After Terry dies in a fire, Brenda starts a relationship with Bob and is given a granddaughter after Gennie gives birth to her and her fiancé Nikhil Sharma's (Rik Makarem) baby, Molly. Brenda is diagnosed with a brain tumour after losing concentration at the wheel of a car and almost running over rival Val. The doctors advise Brenda to have surgery, but she refuses, much to Gennie's anxiety. Brenda decides not to tell Bob, but confides in his friend Dan Spencer (Liam Fox), leading to Bob thinking that Brenda is having an affair with Dan, and the two men coming to blows outside the café. Brenda reveals that she has a brain tumour, and Bob tells her he will stand by her no matter what. Brenda decides not to have surgery, but after constant nagging from Gennie to have it, Brenda agrees. Nikhil and Gennie bring the date of their wedding forward, which angers Brenda and she tells Gennie that she will not be attending. Brenda also decides not to have surgery to remove the cancer. This leaves Gennie heartbroken, and at the altar just as she is about to marry Nikhil, she has a change of heart, saying she does not want to get married without her mother there. Brenda does eventually attend, but collapses and suffers a seizure whilst there. She is rushed to hospital, but she is told she will be fine. Afterwards, Brenda tells Gennie that she will have surgery.

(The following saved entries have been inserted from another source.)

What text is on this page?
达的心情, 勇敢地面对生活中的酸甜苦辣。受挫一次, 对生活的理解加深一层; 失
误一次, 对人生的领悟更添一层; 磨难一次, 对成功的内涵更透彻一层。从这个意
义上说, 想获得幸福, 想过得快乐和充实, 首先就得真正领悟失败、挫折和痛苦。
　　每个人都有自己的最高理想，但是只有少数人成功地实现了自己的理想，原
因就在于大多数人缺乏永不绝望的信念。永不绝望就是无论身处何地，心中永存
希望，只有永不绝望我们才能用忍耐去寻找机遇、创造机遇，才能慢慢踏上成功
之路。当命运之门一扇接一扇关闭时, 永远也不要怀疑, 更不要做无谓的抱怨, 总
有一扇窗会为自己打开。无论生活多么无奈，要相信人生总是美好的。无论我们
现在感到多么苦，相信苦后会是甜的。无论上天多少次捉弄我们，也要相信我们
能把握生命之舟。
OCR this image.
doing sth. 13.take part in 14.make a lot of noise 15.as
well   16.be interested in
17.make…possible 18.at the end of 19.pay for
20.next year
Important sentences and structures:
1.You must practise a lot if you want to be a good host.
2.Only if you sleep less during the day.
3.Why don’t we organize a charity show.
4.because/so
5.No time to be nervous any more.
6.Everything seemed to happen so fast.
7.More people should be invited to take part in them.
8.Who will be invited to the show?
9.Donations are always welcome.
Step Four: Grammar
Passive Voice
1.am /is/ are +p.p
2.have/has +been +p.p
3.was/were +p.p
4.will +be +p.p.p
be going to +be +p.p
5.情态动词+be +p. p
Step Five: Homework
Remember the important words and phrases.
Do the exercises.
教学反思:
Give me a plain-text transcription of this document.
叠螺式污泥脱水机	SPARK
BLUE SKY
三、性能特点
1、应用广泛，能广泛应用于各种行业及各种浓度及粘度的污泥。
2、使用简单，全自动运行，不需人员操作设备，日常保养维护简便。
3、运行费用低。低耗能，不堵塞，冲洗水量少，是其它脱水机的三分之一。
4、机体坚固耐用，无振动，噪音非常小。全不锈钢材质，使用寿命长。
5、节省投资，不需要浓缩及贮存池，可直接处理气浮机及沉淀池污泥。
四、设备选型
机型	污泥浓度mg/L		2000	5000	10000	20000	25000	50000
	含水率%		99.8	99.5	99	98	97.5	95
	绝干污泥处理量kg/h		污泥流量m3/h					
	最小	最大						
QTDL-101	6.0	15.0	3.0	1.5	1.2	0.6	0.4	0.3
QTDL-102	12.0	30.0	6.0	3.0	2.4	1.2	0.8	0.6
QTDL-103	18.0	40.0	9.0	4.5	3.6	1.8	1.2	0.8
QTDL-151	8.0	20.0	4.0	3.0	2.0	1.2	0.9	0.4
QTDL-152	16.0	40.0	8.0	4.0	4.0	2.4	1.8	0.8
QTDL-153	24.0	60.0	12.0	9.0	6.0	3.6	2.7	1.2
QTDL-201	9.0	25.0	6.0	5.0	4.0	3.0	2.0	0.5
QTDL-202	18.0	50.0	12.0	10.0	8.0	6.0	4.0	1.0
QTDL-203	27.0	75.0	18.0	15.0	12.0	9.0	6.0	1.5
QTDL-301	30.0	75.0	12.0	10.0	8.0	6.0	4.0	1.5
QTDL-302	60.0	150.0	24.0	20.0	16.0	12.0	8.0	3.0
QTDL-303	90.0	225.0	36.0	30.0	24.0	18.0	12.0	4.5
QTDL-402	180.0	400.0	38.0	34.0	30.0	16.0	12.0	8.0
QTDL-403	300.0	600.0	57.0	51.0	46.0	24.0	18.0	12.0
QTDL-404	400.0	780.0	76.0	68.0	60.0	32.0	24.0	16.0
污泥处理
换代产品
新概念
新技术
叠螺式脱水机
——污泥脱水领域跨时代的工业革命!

Brenda goes to hospital to have her brain tumour removed, with Gennie, Bob, Nikhil and Dan waiting anxiously. The wait proves too much to Gennie, revealing to Nikhil that she wishes she never pushed Brenda to have surgery. Brenda survives the operation, but has to wait a few weeks before she is told whether the cancer has fully been removed. Brenda is told by the hospital that the cancer could be reoccurring, which unnerves Brenda. She undergoes chemotherapy in the hope that the tumour will not return, but is devastated when her hair starts falling out. She pleas with Gennie to shave all of her hair off, which leaves both Brenda and Gennie distraught. Brenda is reluctant to show Bob her head, but Bob reassures a worried Brenda that he will always love her, with or without hair, so she reveals her head, and the pair passionately kiss. Bob later proposes to her, which she accepts. After their wedding, Brenda and Bob are at the Woolpack where the police, along with Debbie and Jai appear. They tell them, Chas Dingle (Lucy Pargeter) and Nikhil that Gennie has died. They reveal that Gennie was in a car accident at the time, but really Chas' serial killer fiancé Cameron Murray (Dominic Power) suffocated Gennie after her crash as she overheard him admitting to killing Carl King (Tom Lister) the previous year. Following this, Brenda becomes good friends with Kerry Wyatt (Laura Norton).

==Reception==
For her role as Brenda, Dunlop was nominated for "Best Actor" at the first Radio Times Soap Awards in 2024.